Grisanti bill provides green development home tax credit exemptionby jmaloni
State Sen. Mark Grisanti, R-60th, announced Tuesday the Senate has passed bill S.6664, which authorizes a real property tax exemption of 35 percent for a period of no longer than 20 years for homes that are certified green by either being LEED-ND certified or by the National Association of Home Builders. The purpose of this tax credit is to encourage the growth of green building as these homes typically are more expensive than the average home.
In order to qualify for this incentive, a new home will have to meet specific National Association of Home Builders or Leadership in Energy and Environmental Design (LEED) standards. Specific standards these homes will have to meet include, but are not limited to: protection of high value vegetation; improved soil; low or no VOC finishes; rain barrels at down spouts; recycled content building materials must be used in two major components; energy stat rating of 3.0 or higher; low-flow showers and toilets; and green certified products must be used.

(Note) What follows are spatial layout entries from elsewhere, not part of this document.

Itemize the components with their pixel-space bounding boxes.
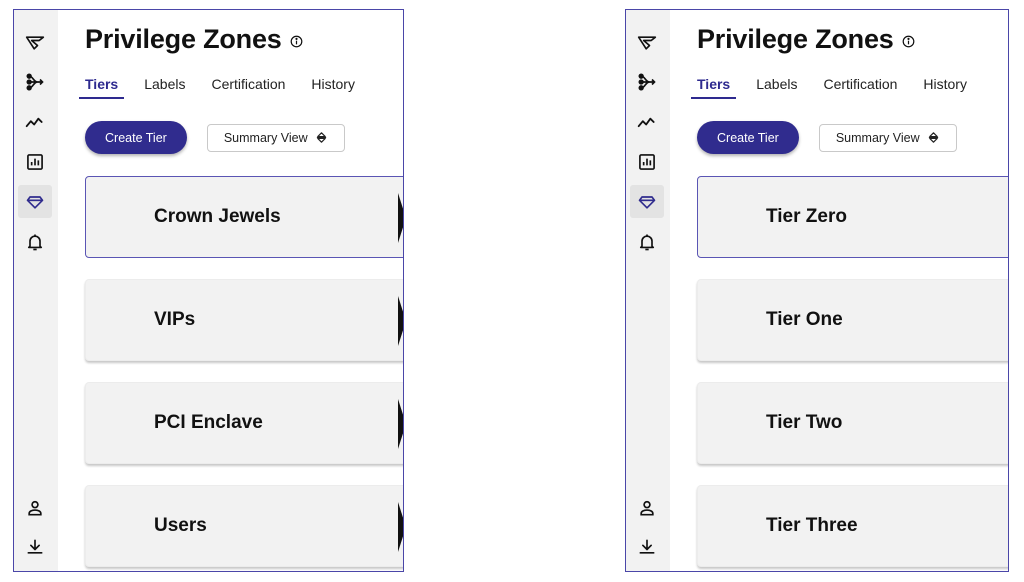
logo-icon[interactable] xyxy=(630,26,664,59)
tier-card[interactable]: Tier Two xyxy=(697,382,1008,464)
tier-card[interactable]: PCI Enclave xyxy=(85,382,403,464)
tier-card-label: Tier Two xyxy=(766,412,843,433)
summary-view-button[interactable]: Summary View xyxy=(206,123,345,152)
bell-icon[interactable] xyxy=(18,225,52,258)
user-icon[interactable] xyxy=(18,491,52,524)
chevron-right-icon xyxy=(398,193,403,243)
tier-card[interactable]: Tier Zero xyxy=(697,176,1008,258)
tier-card-label: Users xyxy=(154,515,207,536)
page-title: Privilege Zones xyxy=(697,24,894,54)
tab-labels[interactable]: Labels xyxy=(144,76,185,99)
tab-bar: Tiers Labels Certification History xyxy=(79,76,381,99)
page-title: Privilege Zones xyxy=(85,24,282,54)
tab-certification[interactable]: Certification xyxy=(823,76,897,99)
tab-history[interactable]: History xyxy=(311,76,355,99)
chevron-right-icon xyxy=(398,502,403,552)
chart-icon[interactable] xyxy=(630,145,664,178)
tab-tiers[interactable]: Tiers xyxy=(79,76,125,99)
sidebar-rail xyxy=(14,10,58,571)
tier-card-label: Tier Three xyxy=(766,515,858,536)
gem-icon[interactable] xyxy=(18,185,52,218)
summary-view-button[interactable]: Summary View xyxy=(818,123,957,152)
privilege-zones-panel-right: Privilege Zones Tiers Labels Certificati… xyxy=(625,9,1009,572)
summary-view-label: Summary View xyxy=(835,130,920,145)
main-content: Privilege Zones Tiers Labels Certificati… xyxy=(79,10,403,571)
download-icon[interactable] xyxy=(18,530,52,563)
chevron-right-icon xyxy=(398,296,403,346)
main-content: Privilege Zones Tiers Labels Certificati… xyxy=(691,10,1008,571)
user-icon[interactable] xyxy=(630,491,664,524)
sidebar-rail xyxy=(626,10,670,571)
tab-history[interactable]: History xyxy=(923,76,967,99)
tier-card[interactable]: VIPs xyxy=(85,279,403,361)
trend-icon[interactable] xyxy=(630,105,664,138)
sort-toggle-icon xyxy=(928,132,938,143)
explore-icon[interactable] xyxy=(18,65,52,98)
info-icon[interactable] xyxy=(902,35,915,48)
tier-card-label: Tier Zero xyxy=(766,206,847,227)
tab-bar: Tiers Labels Certification History xyxy=(691,76,993,99)
tier-card[interactable]: Tier One xyxy=(697,279,1008,361)
tier-card-label: VIPs xyxy=(154,309,196,330)
tier-card-label: Tier One xyxy=(766,309,843,330)
summary-view-label: Summary View xyxy=(223,130,308,145)
create-tier-button[interactable]: Create Tier xyxy=(85,121,187,154)
title-row: Privilege Zones xyxy=(697,24,915,55)
download-icon[interactable] xyxy=(630,530,664,563)
privilege-zones-panel-left: Privilege Zones Tiers Labels Certificati… xyxy=(13,9,404,572)
tier-card-list: Crown Jewels VIPs PCI Enclave Users xyxy=(85,176,403,571)
create-tier-button[interactable]: Create Tier xyxy=(697,121,799,154)
action-row: Create Tier Summary View xyxy=(697,121,957,154)
tier-card-list: Tier Zero Tier One Tier Two Tier Three xyxy=(697,176,1008,571)
tab-certification[interactable]: Certification xyxy=(211,76,285,99)
action-row: Create Tier Summary View xyxy=(85,121,345,154)
bell-icon[interactable] xyxy=(630,225,664,258)
tier-card[interactable]: Users xyxy=(85,485,403,567)
tier-card[interactable]: Crown Jewels xyxy=(85,176,403,258)
logo-icon[interactable] xyxy=(18,26,52,59)
tier-card-label: Crown Jewels xyxy=(154,206,281,227)
tab-labels[interactable]: Labels xyxy=(756,76,797,99)
chevron-right-icon xyxy=(398,399,403,449)
chart-icon[interactable] xyxy=(18,145,52,178)
tier-card[interactable]: Tier Three xyxy=(697,485,1008,567)
tab-tiers[interactable]: Tiers xyxy=(691,76,737,99)
gem-icon[interactable] xyxy=(630,185,664,218)
trend-icon[interactable] xyxy=(18,105,52,138)
title-row: Privilege Zones xyxy=(85,24,303,55)
info-icon[interactable] xyxy=(290,35,303,48)
tier-card-label: PCI Enclave xyxy=(154,412,263,433)
sort-toggle-icon xyxy=(316,132,326,143)
explore-icon[interactable] xyxy=(630,65,664,98)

"I am pleased that the Senate has passed this bill giving encouragement to builders to undertake the construction of green homes across New York," Grisanti said. "Locally in Western New York, Natale builders has one of the first green developments already under construction in Clarence with completed homes that are truly next generation. We hope this legislation will encourage people to build and buy homes that are good to the environment.
"As chairman of the Environmental Conservation Committee, I think is important to facilitate growth in the green home market. Living with a healthy respect for the environment in our daily lives will benefit both this generation and the next."
Green building increases building value while decreasing utility expenses and maximizing resources while minimizing environmental impact. Green buildings are crafted to exceed building codes while remaining cost-effective to own and operate without sacrificing quality construction.
The NAHB estimates that U.S. homebuyers are willing to pay 11 to 25 percent more for green homes, and that the demand for green homes will rise 900 percent over the next five years. Additionally, more than 40 percent of current home remodels are constructed with green products.